Port scanning concern
Patrick Asselman
iceblink at seti.nl
Mon Nov 26 07:33:37 UTC 2012
On 2012-11-25 21:03, Gene Heskett wrote:
> On Sunday 25 November 2012 13:48:36 Tony Arnold did opine:
>
>> Jason,
>>
>> On 25/11/12 17:06, Jason P. wrote:
>> > El 25/11/12 17:35, Tony Arnold escribiأ³:
>> >> Jason,
>> >>
>> >> I presume the DST=local_ip shows as a real local IP address
>> behind
>> >> your router (e.g., 192.168.1.27)? And that you do not have any
>> port
>> >> forwarding on your router thaty could be relevant?
>> >
>> > You're right. local_ip is a real LAN IP adress. Port forwarding is
>> > irrelevant here.
>> >
>> >> It looks to me like return traffic from outgoing connections to
>> >> 88.191.127.22. The outgoing connection would be http so it would
>> >> connect on port 80/tcp. Return traffic would have a source port
>> >> (SPT) of 80 and a random high number destination port (DST).
>> >
>> > Does it make sense trying to connect in sequence apparently to
>> random
>> > ports? Other days port numbers are different, but always
>> consecutives.
>> > Normally 10 in a row or so.
>>
>> Quite possibly.
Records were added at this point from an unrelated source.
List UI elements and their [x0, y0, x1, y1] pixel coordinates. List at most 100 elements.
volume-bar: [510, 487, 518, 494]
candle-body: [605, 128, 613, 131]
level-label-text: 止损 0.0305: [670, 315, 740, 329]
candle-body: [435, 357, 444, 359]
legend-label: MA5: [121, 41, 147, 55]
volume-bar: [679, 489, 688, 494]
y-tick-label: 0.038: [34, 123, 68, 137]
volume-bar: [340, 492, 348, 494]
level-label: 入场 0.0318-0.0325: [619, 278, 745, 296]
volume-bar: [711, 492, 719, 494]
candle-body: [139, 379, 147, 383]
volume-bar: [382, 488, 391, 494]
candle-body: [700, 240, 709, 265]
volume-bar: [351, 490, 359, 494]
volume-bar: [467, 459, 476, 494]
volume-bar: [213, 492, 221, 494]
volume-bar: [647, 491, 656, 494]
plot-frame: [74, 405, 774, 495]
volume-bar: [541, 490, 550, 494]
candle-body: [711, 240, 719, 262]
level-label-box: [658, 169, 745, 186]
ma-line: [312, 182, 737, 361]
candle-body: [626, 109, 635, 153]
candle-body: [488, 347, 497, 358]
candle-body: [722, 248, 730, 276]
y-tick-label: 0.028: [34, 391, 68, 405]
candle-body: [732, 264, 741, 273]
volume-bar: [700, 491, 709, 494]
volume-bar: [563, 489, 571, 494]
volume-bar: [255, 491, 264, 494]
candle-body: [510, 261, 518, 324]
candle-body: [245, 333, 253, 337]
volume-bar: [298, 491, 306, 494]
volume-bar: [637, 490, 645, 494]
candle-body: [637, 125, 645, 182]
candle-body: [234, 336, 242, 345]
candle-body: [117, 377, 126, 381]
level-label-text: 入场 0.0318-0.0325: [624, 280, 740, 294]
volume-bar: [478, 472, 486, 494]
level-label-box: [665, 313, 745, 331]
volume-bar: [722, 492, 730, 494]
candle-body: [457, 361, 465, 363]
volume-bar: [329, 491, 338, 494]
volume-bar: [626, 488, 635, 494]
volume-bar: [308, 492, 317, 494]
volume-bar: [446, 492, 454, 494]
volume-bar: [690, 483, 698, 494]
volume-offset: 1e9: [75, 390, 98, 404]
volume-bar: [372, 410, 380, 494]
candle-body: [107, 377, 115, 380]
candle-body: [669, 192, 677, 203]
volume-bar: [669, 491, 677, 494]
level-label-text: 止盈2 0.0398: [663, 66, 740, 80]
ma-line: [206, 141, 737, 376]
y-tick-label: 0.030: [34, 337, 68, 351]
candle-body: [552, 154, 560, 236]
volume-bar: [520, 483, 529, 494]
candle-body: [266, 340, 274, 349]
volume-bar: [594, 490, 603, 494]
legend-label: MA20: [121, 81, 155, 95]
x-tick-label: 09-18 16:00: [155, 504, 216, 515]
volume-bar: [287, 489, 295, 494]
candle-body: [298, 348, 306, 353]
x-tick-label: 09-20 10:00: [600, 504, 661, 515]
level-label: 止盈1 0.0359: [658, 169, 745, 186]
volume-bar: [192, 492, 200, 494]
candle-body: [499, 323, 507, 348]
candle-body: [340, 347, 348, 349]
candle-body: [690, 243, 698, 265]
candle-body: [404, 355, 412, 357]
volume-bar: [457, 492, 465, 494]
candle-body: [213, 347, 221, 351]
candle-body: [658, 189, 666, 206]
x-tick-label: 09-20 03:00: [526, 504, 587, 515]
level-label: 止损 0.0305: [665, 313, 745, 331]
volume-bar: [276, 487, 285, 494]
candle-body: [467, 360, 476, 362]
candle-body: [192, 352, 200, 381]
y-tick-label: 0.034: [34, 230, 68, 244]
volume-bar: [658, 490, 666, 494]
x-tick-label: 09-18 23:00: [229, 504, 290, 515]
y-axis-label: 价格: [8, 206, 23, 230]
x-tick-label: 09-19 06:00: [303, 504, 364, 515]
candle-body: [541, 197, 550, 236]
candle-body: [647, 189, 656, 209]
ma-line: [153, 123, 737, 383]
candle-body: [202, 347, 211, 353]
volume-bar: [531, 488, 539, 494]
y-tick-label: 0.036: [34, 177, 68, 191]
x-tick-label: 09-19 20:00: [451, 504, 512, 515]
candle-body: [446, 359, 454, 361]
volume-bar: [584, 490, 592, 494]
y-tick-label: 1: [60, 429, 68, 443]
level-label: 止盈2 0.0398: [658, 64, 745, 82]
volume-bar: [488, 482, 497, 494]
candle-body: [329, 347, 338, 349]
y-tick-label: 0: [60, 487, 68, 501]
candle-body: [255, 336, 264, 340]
Each outgoing connection would have a destination
>> port
>> of 80 and a source port of some high number random port. Consecutive
>> connections could well use consecutive ports, thus the return
>> traffic
>> would have consecutive destination ports as you are seeing.
>>
>> It's also unlike that any malware would be scanning your machine
>> with a
>> source port of 80! Besides, such scanning should not get through
>> your
>> router.
>
> Slight correction here, incoming port 80 would not get past his ISP.
> I've
> had several internet providers over the last 20 years, and even in
> 2400
> baud dialup days no incoming port 80 gets past the ISP so they're
> forcing
> the conventional folks to use their web server farm, which of course
> loads
> YOUR web page up with THEIR advertising.
>
Maybe in your location. Over here all providers allow you to have your
own server at home doing whatever you want to do, on whatever port you
like. They just limit the uploading bandwidth or data usage (or both).